Thursday 26 September 2013

Love's Labour(s) Lost...?

It's Party Conference season and as might be expected the cognoscenti on politicalbetting and elsewhere are having a right old time praising their own side and slagging off their opponents. Apart from in the pages of the Daily Mail, where the party endured a daily round of opprobrium and vitriol, most sensible observers considered the Liberal Democrats to have had a pretty good week last week in Glasgow.

This week it's Labour who are gathering in Brighton and the storm of bile and vitriol which has greeted Party leader Ed Miliband's speech on Tuesday has been a wonder to behold. The more I think about it, the more convinced I am that the Conservatives are really worried and believe that they will lose the 2015 General Election.

Ed Miliband's commitment to freeze energy prices for the first two years of the next Labour Government has got the Tory drones jumping up and down in paroxysms of self-righteous indignation and the only reason for this is that they know (and last night's YouGov poll seemed to support the view) that Miliband has struck a chord with the public.

For all the neo-Stakhanovite use of statistics and the frantic talking-up of the economy by those Tory-inclined, the truth is that for very many people the years since 2009 have seen a steady erosion of living standards predicated on static or even declining wages while the costs of things like energy and getting around have risen far in excess of wage rises. For most people, there is and has been no "recovery" and it has only been the historically low levels of interest rates (and for those who complain about the Liberal Democrat plan to provide free school meals for five to seven year olds costing £600 million, compare and contrast with the £375 BILLION the Government and Bank of England have pissed up the wall under the heading of Quantitative Easing (QE) or in other words bailing out inept banks) which have kept households afloat.

Miliband recognises this and has latched on to what is a simple paradox of modern British society - those of my generation who remember when the State (directly or indirectly) ran everything have no argument with the view that private companies can and do run things better. The problem we have is when these companies make huge profits because the inescapable conclusion is that these profits are coming off the backs of the consumers who are often trapped with a single private provider for the service in question.

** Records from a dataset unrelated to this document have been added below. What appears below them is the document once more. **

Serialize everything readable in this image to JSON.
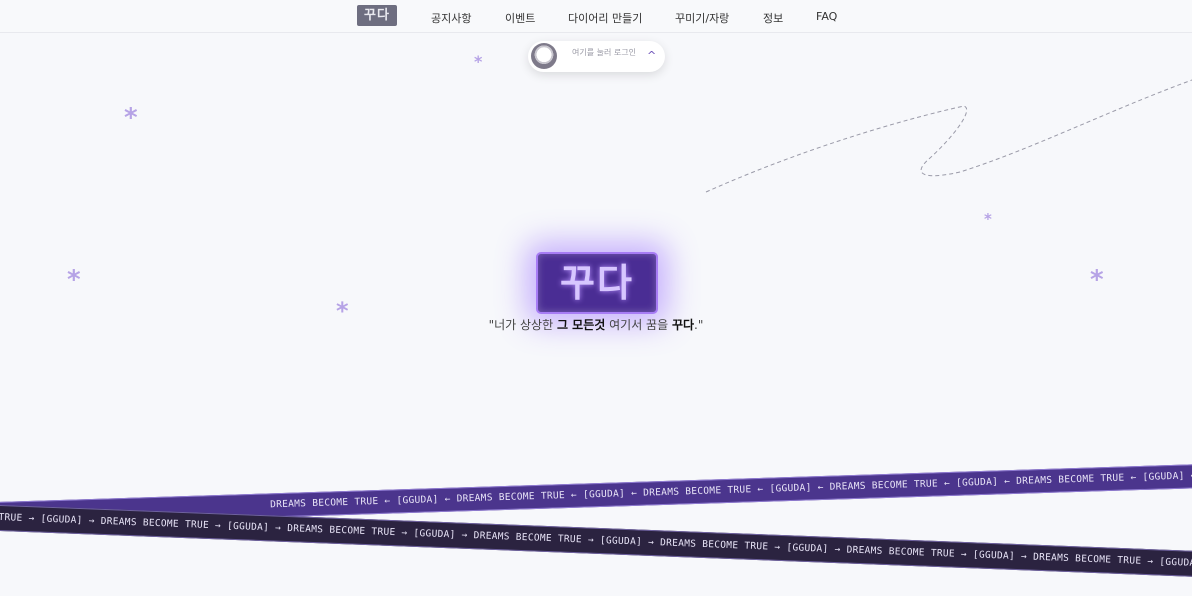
{
  "nav": {
    "logo_text": "꾸다",
    "items": [
      {
        "label": "공지사항"
      },
      {
        "label": "이벤트"
      },
      {
        "label": "다이어리 만들기"
      },
      {
        "label": "꾸미기/자랑"
      },
      {
        "label": "정보"
      },
      {
        "label": "FAQ"
      }
    ]
  },
  "login": {
    "text": "여기를 눌러 로그인",
    "chevron": "^"
  },
  "hero": {
    "logo_text": "꾸다",
    "tagline_pre": "\"너가 상상한 ",
    "tagline_bold1": "그 모든것",
    "tagline_mid": " 여기서 꿈을 ",
    "tagline_bold2": "꾸다",
    "tagline_post": ".\""
  },
  "ribbons": {
    "top_text": "DREAMS BECOME TRUE ← [GGUDA] ← DREAMS BECOME TRUE ← [GGUDA] ← DREAMS BECOME TRUE ← [GGUDA] ← DREAMS BECOME TRUE ← [GGUDA] ← DREAMS BECOME TRUE ← [GGUDA] ← DREAMS BECOME TRUE ← [GGUDA] ← DREAMS BECOME TRUE ← [GGUDA] ← DREAMS BECOME TRUE",
    "bottom_text": "TRUE → [GGUDA] → DREAMS BECOME TRUE → [GGUDA] → DREAMS BECOME TRUE → [GGUDA] → DREAMS BECOME TRUE → [GGUDA] → DREAMS BECOME TRUE → [GGUDA] → DREAMS BECOME TRUE → [GGUDA] → DREAMS BECOME TRUE → [GGUDA] → DREAMS BECOME TRUE → [GGUDA]"
  },
  "colors": {
    "accent": "#6b50b8",
    "star": "#b6a3e6",
    "ribbon_top": "#4b358d",
    "ribbon_bottom": "#2b2340"
  },
  "icons": {
    "star": "asterisk-star-icon",
    "avatar": "avatar-icon"
  }
}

Ideally, we want the private sector to run the services but not to make any money from doing so. In seeking to cap energy prices, Miliband is seemingly taking the side of the consumer (or the taxpayer) against the overbearing corporations (many of whom are foreign-owned) whose cartelisation ensures that the consumer is trapped and compelled to keep paying for a service even if all they are doing is feathering the nest of shareholders or paying Directors' bonuses.

This is, I think, at the core of public dissatisfaction. Privatisation wasn't meant to be like this - we were meant to get competition, better services and lower prices. The fear among many is that the Royal Mail will go the same way with a deteriorating and more expensive service for rural and remote regions while the City gets a streamlined and cheap courier service.

The battle lines of 2015 are clearly being drawn as others have argued - it's crude to argue, as Allister Heath and his ilk have done, that Labour is anti-wealth and anti-business. Labour may be less favourable to BIG business than it was in the Blair years but it is also being much more pro-consumer.

Being pro-business may not be a huge help to the Conservatives who shouldn't underestimate the ordure in which banks still find themselves in the minds of many. It goes further than banks though - at a time of austerity, it behoves business not to seek to engorge themselves on profit but to seek to help the consumer or customer. The energy companies claim on one hand they are powerless in the face of global prices (which is true) but still seem able to rake in multi-million pound profits which, though probably justifiable in the detail, look and feel wrong to the struggling consumer.

Contrary to the ever-desperate whining of the Tory-inclines, I believe Ed Miliband is a step closer to Downing Street in 2015 at the end of this week. Next week it's David Cameron's turn. He has to convince the public that the recovery is for all of us not just for business and the banks.

1 comment:

Timothy (likes zebras) said...

I think the anger from Tories at the Miliband plan to freeze energy prices is anger that he has stolen this agenda from them.

Osborne and co. have actually done a fair bit to help most people with the cost of living. They have a fairly good tale to tell of low interest rates, the increases in the personal allowance, and in particular the many cancellations of planned increases to fuel duty.

Now Miliband has gazumped them with what is really a fairly modest proposal to freeze energy prices for a mere 20 months and one and a bit winters.

Miliband has done that thing which is so difficult for a Leader of the Opposition: he has seized the initiative. So rude!